On Monday, the Eurozone’s finance ministers met in Brussels in an attempt to find a compromise solution to Greece’s resurfaced debt issues. A bailout review is deemed necessary for Greece to continue receiving debt relief financing, including from the International Monetary Fund (IMF), which also means Greece’s creditors are looking into the progress the nation has made on the path of economic reforms.
The size and timing of the debt relief package for Greece is an apple of discord between the nation’s numerous creditors. Moreover, the German government, one of the most prominent sponsors of the relief package for Greece, does not yet have an internally coordinated vision of the prospects of the Greek bailout.
“I hope that we will reach a solution today that ends this politically,” German Finance Minister Wolfgang Schaeuble said. “In general we’re in a position to reach a political conclusion along the lines agreed in May of last year”, allowing for a “timely disbursement” of Greece’s debt burden.
The German government previously discussed two options for dealing with the Greek bailout. First, providing Greece with bailout money without imposing further conditions this time, despite the Greek government lagging on its promises made in 2015 to implement a more decisive economic reform.
"Greece has been promised debt relief over and over again if reforms are carried out," German Foreign Minister Sigmar Gabriel said. "Now we must stand by this promise. This must not fail due to German resistance."
However, Finance Minister Schaeuble is looking at it from the money viewpoint, and in his view, the lack of responsibility and progress on economic reform on Greece’s part makes the indebted nation a rather volatile partner to further invest in.
"We are not talking about a new program but the implementation of the program agreed in 2015," Schaeuble said. "At the end of the program, in 2018, we will, if necessary, put in place additional measures that we have defined. It is about one goal — namely to help Greece become competitive.”
Schaeuble, as well as several IMF economists, agree that Greece should demonstrate its ability to decrease its budget deficit and achieve sustainable economic growth by the early 2020s through an economic reform package that would include stricter austerity, improved investment climate, deregulation, and abandonment of the most costly social programmes.
On its current schedule, Greece will have paid off all its debt by 2059, but in order to do that, this year Greece must pay off 6 billion euros in bond principal, and about 18 bln euros more in short-term bonds, interest and term loan outs – a total of 24 bln euros to be paid this year alone. During the following two decades, Greece’s yearly payments will be less than this year – an average 10 bln euros per year, with larger-scale payoffs in the 2040s and 2050s.
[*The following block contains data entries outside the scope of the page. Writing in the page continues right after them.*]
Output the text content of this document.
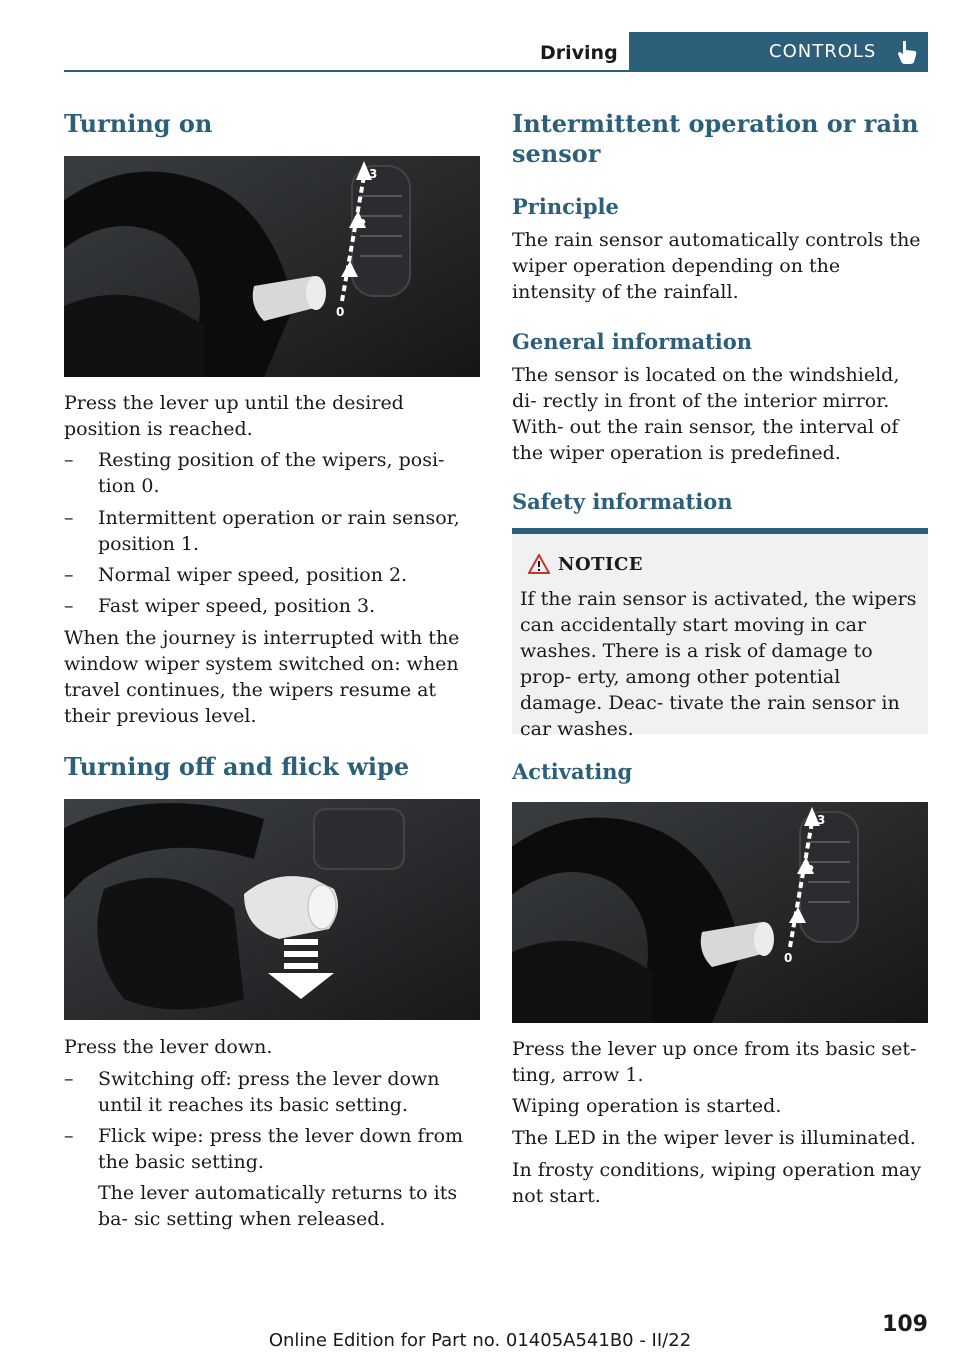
Driving	CONTROLS
Turning on
3
2
1
0

Press the lever up until the desired position is reached.

–	Resting position of the wipers, posi- tion 0.
–	Intermittent operation or rain sensor, position 1.
–	Normal wiper speed, position 2.
–	Fast wiper speed, position 3.

When the journey is interrupted with the window wiper system switched on: when travel continues, the wipers resume at their previous level.

Turning off and flick wipe

Press the lever down.

–	Switching off: press the lever down until it reaches its basic setting.
–	Flick wipe: press the lever down from the basic setting.

The lever automatically returns to its ba- sic setting when released.

Intermittent operation or rain sensor
Principle

The rain sensor automatically controls the wiper operation depending on the intensity of the rainfall.

General information

The sensor is located on the windshield, di- rectly in front of the interior mirror. With- out the rain sensor, the interval of the wiper operation is predefined.

Safety information
NOTICE

If the rain sensor is activated, the wipers can accidentally start moving in car washes. There is a risk of damage to prop- erty, among other potential damage. Deac- tivate the rain sensor in car washes.

Activating
3
2
1
0

Press the lever up once from its basic set- ting, arrow 1.

Wiping operation is started.

The LED in the wiper lever is illuminated.

In frosty conditions, wiping operation may not start.

109
Online Edition for Part no. 01405A541B0 - II/22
The IMF has expressed doubt that Greece will be able to maintain a solid budget performance after 2018, when the bailout negotiated in 2015 expires. The lack of reform and economic competitiveness is the core issue, and the Greek government needs to spur economic growth and domestic investment.
If Greece is able to achieve an average 1.3-percent yearly growth, and budget surplus of 2.6 percent, Greece’s debt-to-GDP ratio will fall to an acceptable 60 percent in 2060. However, during these four decades, economic crises, structural gluts and financial panics are all possible, so counting in the likely cyclical recessions and other shocks, real GDP growth in Greece must be above 1.3 percent.
To put this into perspective, between 1995 and 2016 Greece’s average yearly economic growth was 0.19 percent.